Por Rafael Negrete Quintero: El diccionario define locura así: acción imprudente, insensata o poco razonable que realiza una persona de forma irreflexiva o temeraria. Algo impulsivo, porque la persona se deja llevar por sus emociones sin reflexionar las consecuencias. Se destaparon las aspiraciones de candidatos a cargos de elección popular. En Montería, hay al menos 2 o 3 aspirantes a la alcaldía. A uno de ellos le dijeron loco, en Twitter, y este no vaciló en contestar. Para que la gente no diga que estoy echándole flores al candidato, aclaro que, cito de manera textual.
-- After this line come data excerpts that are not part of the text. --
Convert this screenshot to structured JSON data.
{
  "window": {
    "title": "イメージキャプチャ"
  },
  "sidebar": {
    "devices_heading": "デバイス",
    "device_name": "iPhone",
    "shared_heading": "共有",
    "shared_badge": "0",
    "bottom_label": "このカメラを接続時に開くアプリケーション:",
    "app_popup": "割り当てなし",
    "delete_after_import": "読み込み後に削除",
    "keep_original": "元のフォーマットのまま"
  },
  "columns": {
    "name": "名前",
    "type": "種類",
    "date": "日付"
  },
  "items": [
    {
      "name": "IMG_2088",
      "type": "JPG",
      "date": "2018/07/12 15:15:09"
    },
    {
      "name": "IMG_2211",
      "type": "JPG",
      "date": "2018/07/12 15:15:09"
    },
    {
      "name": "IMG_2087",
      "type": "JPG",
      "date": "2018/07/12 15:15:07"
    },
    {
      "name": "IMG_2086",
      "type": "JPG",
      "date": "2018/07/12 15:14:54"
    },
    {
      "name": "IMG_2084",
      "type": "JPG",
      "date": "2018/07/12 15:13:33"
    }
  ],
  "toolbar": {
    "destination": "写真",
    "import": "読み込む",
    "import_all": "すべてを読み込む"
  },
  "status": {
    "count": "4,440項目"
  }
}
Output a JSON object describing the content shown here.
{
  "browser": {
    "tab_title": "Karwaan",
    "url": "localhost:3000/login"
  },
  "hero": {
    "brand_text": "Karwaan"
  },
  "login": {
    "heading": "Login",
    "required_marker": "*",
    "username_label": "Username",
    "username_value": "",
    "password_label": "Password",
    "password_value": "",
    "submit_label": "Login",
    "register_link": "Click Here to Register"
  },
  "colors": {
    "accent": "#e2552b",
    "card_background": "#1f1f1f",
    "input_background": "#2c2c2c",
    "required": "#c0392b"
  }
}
Advierto, además, que existen muchos adjetivos en la frase que demuestran, por lo menos, a mi leal saber y entender, cierta falta de modestia "(…) Ojalá existieran entonces más locos como yo, en esta ciudad y en el mundo. Locos capaces, preparados, transparentes y listos para hacer las cosas bien, como siempre lo hemos hecho". También hay que decir, para ser ecuánimes, que si las elecciones fueran por redes sociales este sería el candidato que iría liderando las encuestas, por lo menos ahí, parece estar haciendo la tarea. El asunto anecdótico, sin embargo, de estos supuestos "locos", es la coincidencia que los acompaña en su campaña. "Lejos" de los partidos políticos pretenden llegar al partidor electoral gracias a la recolección de firmas. Nada de locura hay en aquellos que alcanzando o no el umbral de las firmas desisten de sus candidaturas para rendirse ante los cantos de sirena del mejor postor. Se dedican a conseguir el apoyo popular para canjearlo luego. Sus firmantes poco interesan. Lo que vale es hacer creer a los demás que las firmas les han dado el poder popular que solo se consigue ganando la elección. Son negociadores profesionales que practican el mismo ritual una y otra vez. ¿A cuántos no conocemos? Esperemos, por supuesto, que este no sea el caso. Que los candidatos que hoy se destapan lleguen hasta el final. Porque lo importante es no enviar mensajes errados a la sociedad. Quienes se lanzan acudiendo a firmas para luego retirarse y endosar las huestes de otro candidatoa mitad de camino no actúan con locura sino con dolo. Con la voluntad maliciosa de engañar, desde el inicio, a sus firmantes. De utilizarlos como mercancía. Ya veremos si estos "locos" marcarán diferencia con sus antecesores o, si son, otros "locos" más del montón.